From what you've posted it sure sounds like your mom has hooked you into a situation in which she has most of the power. She likes you to believe you're unworthy, thus all the more dependent upon her.
You posted: 'I think more than anything it makes me resent how strong I am. I've always been proud of how strong I am. I've always been a crazy loser, but I've always been stronger than anyone I know. I've survived harsh winters as a pedestrian, I've survived homelessness in a rough city, I've survived being abused for years of my life, and I survived it all in silence without getting help, because that is how I was conditioned to be. And lately I don't see it as strength anymore. I don't see myself as strong anymore. I see myself as a fool who sacrificed myself for someone who has never even truly loved me, just sees me as a possession. I always thought it would pay off somehow. I would keep all of her nasty secrets, bear the abuse, play the role of her therapist, let her parentify me. I would be the strong one, and someday when I finally broke, she would help me. '
Oh my friend, you are not alone! There are so many like us. My mom conditioned me to be strong, too, because that worked really well for HER- and that's why I've had so many people in my life who turn to me, use me, and act like I have no right to have needs. I'm ALWAYS the strong one...and quietly falling apart inside, swallowing a bunch of pills so I can KEEP BEING STRONG.......
Or am I a fool?
So no, I'm not trying to lecture you...if anything, I give you credit...life is so hard! And you made it this far!

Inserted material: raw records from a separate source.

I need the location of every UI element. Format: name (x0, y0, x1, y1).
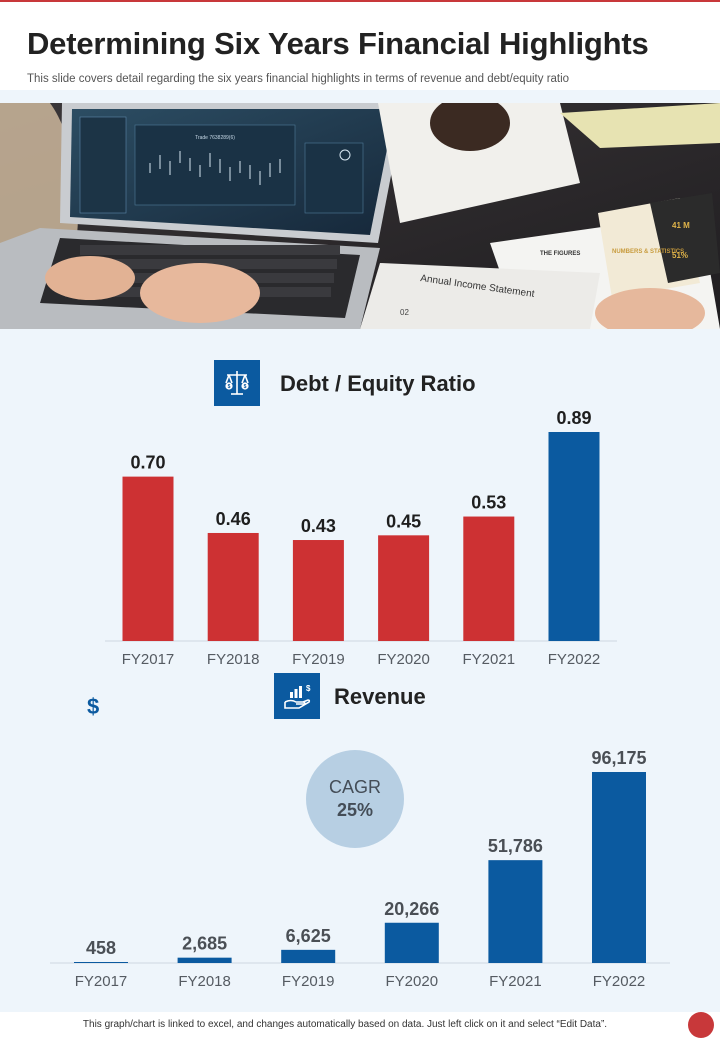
revenue-value-label: 6,625 (286, 926, 331, 946)
revenue-tick-label: FY2017 (75, 973, 128, 990)
debt-equity-bar[interactable] (122, 476, 174, 641)
debt-equity-bar[interactable] (463, 516, 515, 641)
debt-equity-value-label: 0.89 (556, 408, 591, 428)
hero-photo-illustration: Trade 7638289(6) THE FIGURES Annual Inco (0, 103, 720, 329)
revenue-bar[interactable] (281, 949, 336, 963)
card-title: NUMBERS & STATISTICS (612, 249, 684, 255)
debt-equity-bar[interactable] (378, 535, 430, 641)
page-subtitle: This slide covers detail regarding the s… (27, 73, 570, 85)
revenue-value-label: 2,685 (182, 934, 227, 954)
revenue-value-label: 20,266 (384, 899, 439, 919)
scales-dollar-icon: $ $ (214, 360, 260, 406)
revenue-tick-label: FY2019 (282, 973, 335, 990)
revenue-value-label: 458 (86, 938, 116, 958)
debt-equity-tick-label: FY2021 (463, 651, 516, 668)
cagr-label: CAGR (328, 777, 381, 797)
svg-text:$: $ (306, 684, 311, 693)
debt-equity-tick-label: FY2018 (207, 651, 260, 668)
revenue-tick-label: FY2021 (489, 973, 542, 990)
revenue-chart: 458 FY2017 2,685 FY2018 6,625 FY2019 20,266 FY2… (50, 748, 670, 990)
svg-text:$: $ (228, 384, 231, 390)
debt-equity-value-label: 0.45 (386, 511, 421, 531)
debt-equity-tick-label: FY2019 (292, 651, 345, 668)
debt-equity-value-label: 0.43 (301, 516, 336, 536)
card-value-2: 51% (672, 251, 688, 260)
hand-chart-icon: $ (274, 673, 320, 719)
footer-note: This graph/chart is linked to excel, and… (82, 1019, 608, 1030)
debt-equity-bar[interactable] (292, 540, 344, 641)
card-value-1: 41 M (672, 221, 690, 230)
revenue-bar[interactable] (74, 962, 128, 963)
top-accent-rule (0, 0, 720, 2)
debt-equity-chart: 0.70 FY2017 0.46 FY2018 0.43 FY2019 0.45 FY2020… (105, 408, 617, 668)
revenue-bar[interactable] (488, 860, 543, 963)
debt-equity-tick-label: FY2020 (377, 651, 430, 668)
screen-title: Trade 7638289(6) (195, 135, 235, 141)
debt-equity-bar[interactable] (548, 432, 600, 641)
figures-title: THE FIGURES (540, 251, 580, 257)
revenue-bar[interactable] (384, 922, 439, 963)
debt-equity-value-label: 0.46 (216, 509, 251, 529)
debt-equity-value-label: 0.70 (130, 453, 165, 473)
page-title: Determining Six Years Financial Highligh… (27, 26, 649, 61)
cagr-value: 25% (336, 800, 374, 820)
hero-photo: Trade 7638289(6) THE FIGURES Annual Inco (0, 103, 720, 329)
footer-dot (688, 1012, 714, 1038)
currency-symbol: $ (87, 694, 100, 719)
revenue-title: Revenue (334, 684, 426, 709)
cagr-badge: CAGR 25% (306, 750, 404, 848)
doc-number: 02 (400, 308, 409, 317)
revenue-bar[interactable] (592, 772, 646, 963)
debt-equity-tick-label: FY2017 (122, 651, 175, 668)
revenue-tick-label: FY2018 (178, 973, 231, 990)
revenue-value-label: 51,786 (488, 836, 543, 856)
revenue-tick-label: FY2022 (593, 973, 646, 990)
debt-equity-tick-label: FY2022 (548, 651, 601, 668)
revenue-bar[interactable] (177, 957, 232, 963)
debt-equity-value-label: 0.53 (471, 493, 506, 513)
svg-text:$: $ (244, 384, 247, 390)
debt-equity-bar[interactable] (207, 532, 259, 641)
revenue-tick-label: FY2020 (386, 973, 439, 990)
revenue-value-label: 96,175 (591, 748, 646, 768)
debt-equity-title: Debt / Equity Ratio (280, 371, 476, 396)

I'm just trying to understand and offer experience, and doing so online is tricky. I don't know how old you are - you could be 25, you could be 55 - I thought you were man, but you referred to yourself as 'herself'. I'm truly trying to be helpful, because I truly DO spot a lot in your posts that I believe I can empathize with in various ways.
I don't think your mom will ever change this convenient situation. No, I don't think she will finally help you as long as she's alive.
Have you ever discussed any of these issues with her directly? Also, have you seen a therapist?